Another aspect, this indeed taken seriously, is the possible interferences of these miniscule parts in the natural environment or in the human body, such as the cases of transporting anti-cancer drugs to a tumor. “This nanotube would probably stay in the organism for the rest of the individual’s lifetime”, says Luiz Ladeira from UFMG. “The probability is that nothing would happen because they’re made of carbon, as is the major part of our organism, but we need to know this for certain”. For Marcos Pimenta, also from UFMG, “cardiac valves are made of carbon and, if the risks exist, they would be very small like, for example, in the case that they would perforate some cell”. Also possible environmental possibilities are in this discussion such as: what would happen if nanotubes fell into a river? These are questions that are beginning to be analyzed in various parts of the world and in Brazil. “We initiated a project with the Biological Sciences Institute of UFMG to study the bio-distribution of carbon nanotubes in human beings”, says Ladeira.

Manufacturing nanotubes

Carbon possesses a property which is its self-organization. When inside a chamber under special conditions of temperature, pressure and other parameters, the carbon atoms spontaneously group themselves into the form of a tube. “it’s natural for carbon to form itself in this manner”, says the physicist Marcos Pimenta, a professor at UFMG. The researchers’ work is to provide the necessary conditions for the formation of these extremely small tubes.. “Within the chamber we need to control temperature, pressure and other parameters in a very precise manner”, says Ladeira. The initial technique used at UFMG was the discharge of an electric arc, where the nanotubes grew together with metallic nanoparticles that catalyzed their formation reaction. “We vaporized carbon in a chamber with helium gas, together with metals such as nickel, at temperatures between 3,700°C and 4,000°C. Inside the chamber there are two electrodes that established an electric current, leading the material to transform itself into a gaseous mixture of nickel and carbon. When this vapor is cooled, the nickel no longer manages to support the quantity of carbon dissolved in its interior and thus it expels the carbon, leading to the formation of nanotubes.” The result is a tangle of fine threads that remind one of a plate of spaghetti.

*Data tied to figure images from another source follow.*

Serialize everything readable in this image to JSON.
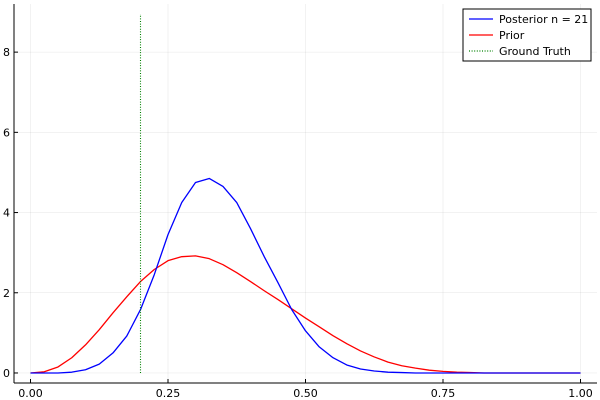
{
  "chart_data": {
    "type": "line",
    "title": "",
    "xlabel": "",
    "ylabel": "",
    "xlim": [
      -0.03,
      1.03
    ],
    "ylim": [
      -0.25,
      9.2
    ],
    "grid": true,
    "legend_position": "top-right",
    "x_ticks": [
      0.0,
      0.25,
      0.5,
      0.75,
      1.0
    ],
    "x_tick_labels": [
      "0.00",
      "0.25",
      "0.50",
      "0.75",
      "1.00"
    ],
    "y_ticks": [
      0,
      2,
      4,
      6,
      8
    ],
    "y_tick_labels": [
      "0",
      "2",
      "4",
      "6",
      "8"
    ],
    "x": [
      0.0,
      0.025,
      0.05,
      0.075,
      0.1,
      0.125,
      0.15,
      0.175,
      0.2,
      0.225,
      0.25,
      0.275,
      0.3,
      0.325,
      0.35,
      0.375,
      0.4,
      0.425,
      0.45,
      0.475,
      0.5,
      0.525,
      0.55,
      0.575,
      0.6,
      0.625,
      0.65,
      0.675,
      0.7,
      0.725,
      0.75,
      0.775,
      0.8,
      0.825,
      0.85,
      0.875,
      0.9,
      0.925,
      0.95,
      0.975,
      1.0
    ],
    "series": [
      {
        "name": "Posterior n = 21",
        "color": "#0000ff",
        "style": "solid",
        "values": [
          0.0,
          0.0,
          0.0,
          0.02,
          0.08,
          0.22,
          0.5,
          0.92,
          1.58,
          2.45,
          3.45,
          4.25,
          4.75,
          4.85,
          4.65,
          4.25,
          3.6,
          2.9,
          2.25,
          1.58,
          1.05,
          0.65,
          0.38,
          0.2,
          0.1,
          0.05,
          0.02,
          0.01,
          0.0,
          0.0,
          0.0,
          0.0,
          0.0,
          0.0,
          0.0,
          0.0,
          0.0,
          0.0,
          0.0,
          0.0,
          0.0
        ]
      },
      {
        "name": "Prior",
        "color": "#ff0000",
        "style": "solid",
        "values": [
          0.0,
          0.03,
          0.15,
          0.38,
          0.7,
          1.08,
          1.5,
          1.9,
          2.28,
          2.58,
          2.8,
          2.9,
          2.92,
          2.85,
          2.7,
          2.5,
          2.28,
          2.05,
          1.83,
          1.6,
          1.37,
          1.15,
          0.93,
          0.73,
          0.55,
          0.4,
          0.27,
          0.18,
          0.12,
          0.07,
          0.04,
          0.02,
          0.01,
          0.0,
          0.0,
          0.0,
          0.0,
          0.0,
          0.0,
          0.0,
          0.0
        ]
      },
      {
        "name": "Ground Truth",
        "color": "#008000",
        "style": "dotted",
        "x": [
          0.2,
          0.2
        ],
        "values": [
          0.0,
          8.95
        ]
      }
    ]
  }
}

Another technique that is being used by the researchers throughout the world is the technique called Chemical Vapor Deposition (CVD). In this case the nanotubes are produced in a thermal decomposition reaction in a hydrocarbon gas, such as methane, within a chamber at a temperature between 600°C and 1,000°C, which also contains a ceramic powder with metallic nanoparticles. In this process, the carbon nanotubes are formed upon this ceramic material. The CVD technology is cheaper and currently more in use. The Nanomaterials Laboratory at UFMG has two sets of CVD apparatus. One of them we imported and the other we made here”, says Ladeira.